AIWarsGPT

Two bots, fine-tuned to argue about AI art, slowly losing their tempers.

Role
Design & build
When
2026
Stack
  • PyTorch
  • LoRA
  • TypeScript
  • React Three Fiber

The tweet model taught me how a transformer learns from nothing. This one is the next step: not training from scratch, but fine-tuningan existing small model — and steering it somewhere most assistants never go. People think of LLMs as relentlessly polite. They're polite because they were trained to be. Train one on a few thousand internet slap-fights instead, and it learns to scrap.
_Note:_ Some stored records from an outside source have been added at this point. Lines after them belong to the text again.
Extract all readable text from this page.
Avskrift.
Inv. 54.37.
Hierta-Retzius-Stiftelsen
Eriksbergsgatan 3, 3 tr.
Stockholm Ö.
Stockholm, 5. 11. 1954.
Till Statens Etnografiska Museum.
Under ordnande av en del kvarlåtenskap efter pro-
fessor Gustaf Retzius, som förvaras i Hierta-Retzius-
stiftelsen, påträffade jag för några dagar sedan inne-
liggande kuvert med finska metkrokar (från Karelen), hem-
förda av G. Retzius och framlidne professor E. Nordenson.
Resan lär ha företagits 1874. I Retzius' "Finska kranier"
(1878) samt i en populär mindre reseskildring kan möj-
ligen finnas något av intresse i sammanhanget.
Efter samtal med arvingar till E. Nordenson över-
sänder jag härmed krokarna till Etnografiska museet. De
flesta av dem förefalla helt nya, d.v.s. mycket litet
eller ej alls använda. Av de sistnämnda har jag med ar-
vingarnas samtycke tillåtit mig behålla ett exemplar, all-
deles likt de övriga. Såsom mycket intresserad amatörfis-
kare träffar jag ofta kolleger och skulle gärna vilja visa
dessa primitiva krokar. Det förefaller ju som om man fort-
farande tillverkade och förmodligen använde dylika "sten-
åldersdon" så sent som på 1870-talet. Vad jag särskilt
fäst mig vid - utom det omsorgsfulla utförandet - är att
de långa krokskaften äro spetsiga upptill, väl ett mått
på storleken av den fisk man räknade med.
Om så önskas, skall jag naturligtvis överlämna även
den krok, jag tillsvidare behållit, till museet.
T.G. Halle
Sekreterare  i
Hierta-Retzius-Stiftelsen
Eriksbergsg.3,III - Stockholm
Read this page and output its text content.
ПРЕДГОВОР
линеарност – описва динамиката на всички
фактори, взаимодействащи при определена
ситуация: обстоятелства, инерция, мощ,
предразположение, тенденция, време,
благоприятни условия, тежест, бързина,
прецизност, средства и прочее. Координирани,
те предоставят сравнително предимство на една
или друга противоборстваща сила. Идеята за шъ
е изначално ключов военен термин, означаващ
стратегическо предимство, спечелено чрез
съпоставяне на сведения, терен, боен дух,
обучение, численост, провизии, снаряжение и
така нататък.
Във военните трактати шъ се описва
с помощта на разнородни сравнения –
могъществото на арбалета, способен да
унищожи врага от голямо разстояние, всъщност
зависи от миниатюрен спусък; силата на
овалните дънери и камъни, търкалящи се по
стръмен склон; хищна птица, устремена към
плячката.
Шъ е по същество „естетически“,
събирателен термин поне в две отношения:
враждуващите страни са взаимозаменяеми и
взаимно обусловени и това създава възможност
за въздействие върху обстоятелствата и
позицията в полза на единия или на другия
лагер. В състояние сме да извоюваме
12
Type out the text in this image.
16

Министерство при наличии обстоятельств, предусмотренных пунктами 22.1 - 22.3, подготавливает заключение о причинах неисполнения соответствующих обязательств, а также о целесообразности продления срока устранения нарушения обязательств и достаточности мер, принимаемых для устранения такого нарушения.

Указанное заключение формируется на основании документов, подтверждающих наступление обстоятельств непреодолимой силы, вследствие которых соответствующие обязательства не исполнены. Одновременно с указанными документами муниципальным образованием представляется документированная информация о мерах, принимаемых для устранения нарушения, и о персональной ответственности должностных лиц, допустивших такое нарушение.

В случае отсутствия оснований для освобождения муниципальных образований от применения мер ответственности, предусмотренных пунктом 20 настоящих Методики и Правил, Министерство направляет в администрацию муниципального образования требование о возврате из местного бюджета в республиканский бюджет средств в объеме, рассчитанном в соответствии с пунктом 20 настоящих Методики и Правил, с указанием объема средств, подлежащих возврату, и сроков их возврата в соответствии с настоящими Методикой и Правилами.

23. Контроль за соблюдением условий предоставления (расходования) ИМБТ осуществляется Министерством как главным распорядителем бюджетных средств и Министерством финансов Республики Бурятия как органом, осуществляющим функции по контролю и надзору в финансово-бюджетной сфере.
I took a Qwen2.5-1.5B base, added a LoRA adapter, and trained two stance-conditioned versions: one hardwired to defend AI art, one hardwired to attack it. Then I sat them across from each other and hit record. Each turn the bot self-reports a [heat: 0–1] value — how angry it is right now — and that number drives the little robots you can see below.

How it works

One Qwen2.5-1.5B base model with a LoRA adapter, prompted at inference time to take either the pro or anti side. Both bots are the same weights — just different system prompts.
Each turn ends with a self-reported [heat: 0–1]. The model was fine-tuned to emit this token after training on transcripts tagged by an emotion classifier. That float is the only thing driving the bot's expression.
The debate is recorded and curated, never live. Generating it was slow and required a Metal-safe LoRA config (capped sequence length + gradient checkpointing) to avoid OOM on an M-series Mac.
The player runs in the browser via React Three Fiber. The bots are fully procedural — no meshes loaded, just geometry nodes — so the page stays fast even before any assets ship.

The heat signal is deliberately crude: one number per turn, no nuance. You can watch the argument escalate without reading a word.